僕も本当のところは知らないが、僕を観察する意義はそれくらいしかないだろうから、この仮定で正解だと思う。
部屋の外では厳重な監視下に置かれ、その中にいたらいたで自由が制限される、というあの状況は、周りの人からは踏んだり蹴ったりの環境だと思われるだろうが、僕にとってはそうでもなかった。
……まぁ、大きくなってからは外出(部屋の外に出る)の許可を得るのも一苦労だったし、許可を得て外に一歩出た瞬間に幾多の視線が四方八方から降り注がれるという状態にはさすがに辟易したが。
それでも、部屋の中ではしたい放題だったからそこまで退屈してはいなかったけど。とある幾つかの条件さえ満たしていれば、書物も欲しいがままに与えられたし。
「(……。まぁ、煩わしい一番の原因は分かっているんだけど)」
それまで現実逃避をしていたアレンは、一通り回想し終えてから、ようやく目の前の『問題』へと思考を割くことにした。
アレンは内心で深くため息を吐くと、ゆっくりと頭をもたげた。
「さっきから、何の用だ」
何の前触れもなく不意に起き上がったアレンは、不機嫌さ丸出しの声でそう問うた。
つぅ、と細めた視線で睨めつけられた男子生徒二人は、その瞬間に固まった。
そんな彼らの様子に、今までの威勢のいい抗議は何だったのだろうかと思いながら、アレンは最初に話しかけてきた男子へとその視線を移した。
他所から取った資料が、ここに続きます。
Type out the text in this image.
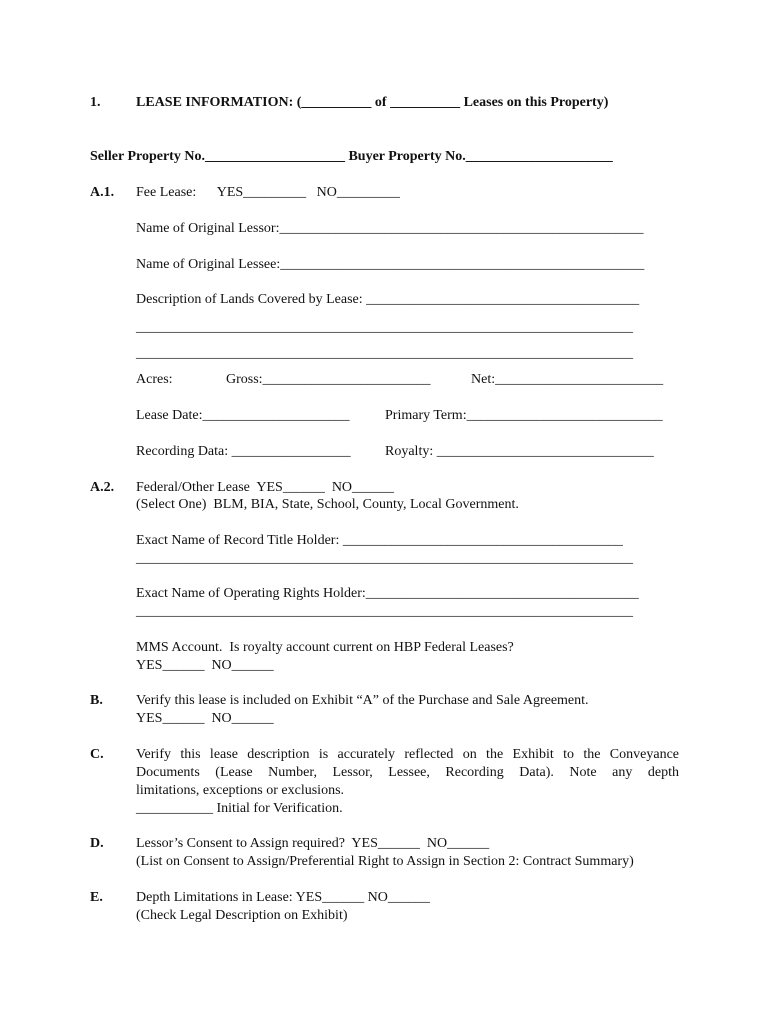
1.	LEASE INFORMATION: (__________ of __________ Leases on this Property)
Seller Property No.____________________ Buyer Property No._____________________
A.1. Fee Lease:      YES_________   NO_________
Name of Original Lessor:____________________________________________________
Name of Original Lessee:____________________________________________________
Description of Lands Covered by Lease: _______________________________________
_______________________________________________________________________
_______________________________________________________________________
Acres:	Gross:________________________	Net:________________________
Lease Date:_____________________	Primary Term:____________________________
Recording Data: _________________ Royalty: _______________________________
A.2. Federal/Other Lease  YES______  NO______
(Select One)  BLM, BIA, State, School, County, Local Government.
Exact Name of Record Title Holder: ________________________________________
_______________________________________________________________________
Exact Name of Operating Rights Holder:_______________________________________
_______________________________________________________________________
MMS Account.  Is royalty account current on HBP Federal Leases?
YES______  NO______
B. Verify this lease is included on Exhibit “A” of the Purchase and Sale Agreement.
YES______  NO______
C. Verify this lease description is accurately reflected on the Exhibit to the Conveyance
Documents (Lease Number, Lessor, Lessee, Recording Data). Note any depth
limitations, exceptions or exclusions.
___________ Initial for Verification.
D. Lessor’s Consent to Assign required?  YES______  NO______
(List on Consent to Assign/Preferential Right to Assign in Section 2: Contract Summary)
E. Depth Limitations in Lease: YES______ NO______
(Check Legal Description on Exhibit)
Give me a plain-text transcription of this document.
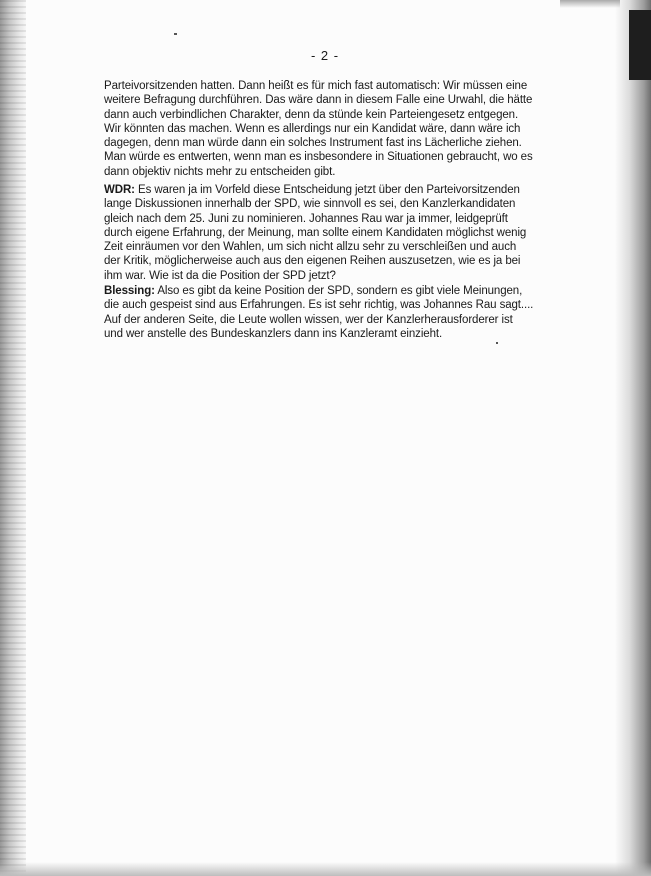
- 2 -

Parteivorsitzenden hatten. Dann heißt es für mich fast automatisch: Wir müssen eine weitere Befragung durchführen. Das wäre dann in diesem Falle eine Urwahl, die hätte dann auch verbindlichen Charakter, denn da stünde kein Parteiengesetz entgegen. Wir könnten das machen. Wenn es allerdings nur ein Kandidat wäre, dann wäre ich dagegen, denn man würde dann ein solches Instrument fast ins Lächerliche ziehen. Man würde es entwerten, wenn man es insbesondere in Situationen gebraucht, wo es dann objektiv nichts mehr zu entscheiden gibt.

WDR: Es waren ja im Vorfeld diese Entscheidung jetzt über den Parteivorsitzenden lange Diskussionen innerhalb der SPD, wie sinnvoll es sei, den Kanzlerkandidaten gleich nach dem 25. Juni zu nominieren. Johannes Rau war ja immer, leidgeprüft durch eigene Erfahrung, der Meinung, man sollte einem Kandidaten möglichst wenig Zeit einräumen vor den Wahlen, um sich nicht allzu sehr zu verschleißen und auch der Kritik, möglicherweise auch aus den eigenen Reihen auszusetzen, wie es ja bei ihm war. Wie ist da die Position der SPD jetzt?

Blessing: Also es gibt da keine Position der SPD, sondern es gibt viele Meinungen, die auch gespeist sind aus Erfahrungen. Es ist sehr richtig, was Johannes Rau sagt.... Auf der anderen Seite, die Leute wollen wissen, wer der Kanzlerherausforderer ist und wer anstelle des Bundeskanzlers dann ins Kanzleramt einzieht.
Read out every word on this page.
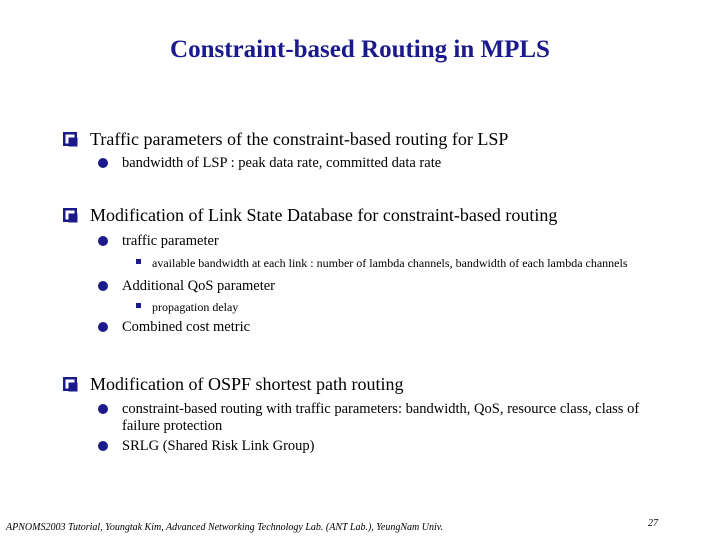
Constraint-based Routing in MPLS
Traffic parameters of the constraint-based routing for LSP
bandwidth of LSP : peak data rate, committed data rate
Modification of Link State Database for constraint-based routing
traffic parameter
available bandwidth at each link : number of lambda channels, bandwidth of each lambda channels
Additional QoS parameter
propagation delay
Combined cost metric
Modification of OSPF shortest path routing
constraint-based routing with traffic parameters: bandwidth, QoS, resource class, class of failure protection
SRLG (Shared Risk Link Group)
APNOMS2003 Tutorial, Youngtak Kim, Advanced Networking Technology Lab. (ANT Lab.), YeungNam Univ.	27
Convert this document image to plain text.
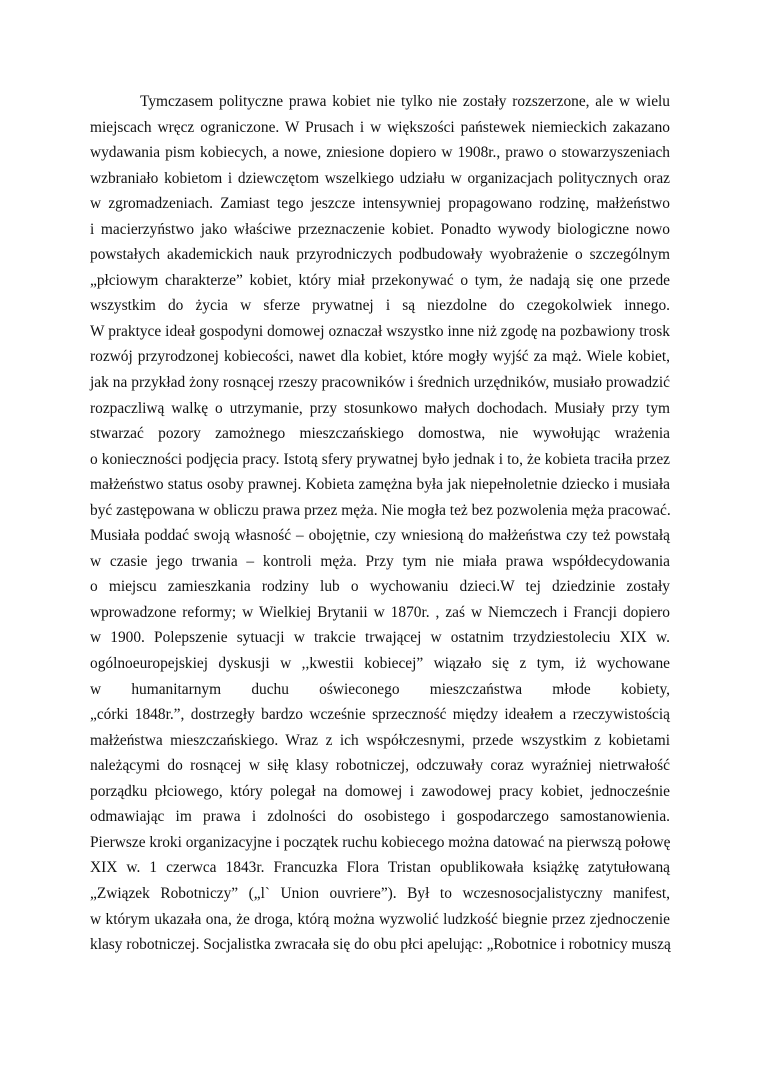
Tymczasem polityczne prawa kobiet nie tylko nie zostały rozszerzone, ale w wielu
miejscach wręcz ograniczone. W Prusach i w większości państewek niemieckich zakazano
wydawania pism kobiecych, a nowe, zniesione dopiero w 1908r., prawo o stowarzyszeniach
wzbraniało kobietom i dziewczętom wszelkiego udziału w organizacjach politycznych oraz
w zgromadzeniach. Zamiast tego jeszcze intensywniej propagowano rodzinę, małżeństwo
i macierzyństwo jako właściwe przeznaczenie kobiet. Ponadto wywody biologiczne nowo
powstałych akademickich nauk przyrodniczych podbudowały wyobrażenie o szczególnym
„płciowym charakterze” kobiet, który miał przekonywać o tym, że nadają się one przede
wszystkim do życia w sferze prywatnej i są niezdolne do czegokolwiek innego.
W praktyce ideał gospodyni domowej oznaczał wszystko inne niż zgodę na pozbawiony trosk
rozwój przyrodzonej kobiecości, nawet dla kobiet, które mogły wyjść za mąż. Wiele kobiet,
jak na przykład żony rosnącej rzeszy pracowników i średnich urzędników, musiało prowadzić
rozpaczliwą walkę o utrzymanie, przy stosunkowo małych dochodach. Musiały przy tym
stwarzać pozory zamożnego mieszczańskiego domostwa, nie wywołując wrażenia
o konieczności podjęcia pracy. Istotą sfery prywatnej było jednak i to, że kobieta traciła przez
małżeństwo status osoby prawnej. Kobieta zamężna była jak niepełnoletnie dziecko i musiała
być zastępowana w obliczu prawa przez męża. Nie mogła też bez pozwolenia męża pracować.
Musiała poddać swoją własność – obojętnie, czy wniesioną do małżeństwa czy też powstałą
w czasie jego trwania – kontroli męża. Przy tym nie miała prawa współdecydowania
o miejscu zamieszkania rodziny lub o wychowaniu dzieci.W tej dziedzinie zostały
wprowadzone reformy; w Wielkiej Brytanii w 1870r. , zaś w Niemczech i Francji dopiero
w 1900. Polepszenie sytuacji w trakcie trwającej w ostatnim trzydziestoleciu XIX w.
ogólnoeuropejskiej dyskusji w ,,kwestii kobiecej” wiązało się z tym, iż wychowane
w humanitarnym duchu oświeconego mieszczaństwa młode kobiety,
„córki 1848r.”, dostrzegły bardzo wcześnie sprzeczność między ideałem a rzeczywistością
małżeństwa mieszczańskiego. Wraz z ich współczesnymi, przede wszystkim z kobietami
należącymi do rosnącej w siłę klasy robotniczej, odczuwały coraz wyraźniej nietrwałość
porządku płciowego, który polegał na domowej i zawodowej pracy kobiet, jednocześnie
odmawiając im prawa i zdolności do osobistego i gospodarczego samostanowienia.
Pierwsze kroki organizacyjne i początek ruchu kobiecego można datować na pierwszą połowę
XIX w. 1 czerwca 1843r. Francuzka Flora Tristan opublikowała książkę zatytułowaną
„Związek Robotniczy” („l` Union ouvriere”). Był to wczesnosocjalistyczny manifest,
w którym ukazała ona, że droga, którą można wyzwolić ludzkość biegnie przez zjednoczenie
klasy robotniczej. Socjalistka zwracała się do obu płci apelując: „Robotnice i robotnicy muszą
彼に対してはそれほど怒っていないから、睨みつけはしないでおく。
……ここまで完璧に無視をしたにも関わらず泣いていない、という事に、若干の驚きを滲ませつつ。
「フレディ・アルフィオン…だったか?」
僕の問い掛けに、彼はビクッと肩を震わせた。
怯えた視線を向けてくるが、他の二人のようにあからさまに態度に出してはこない。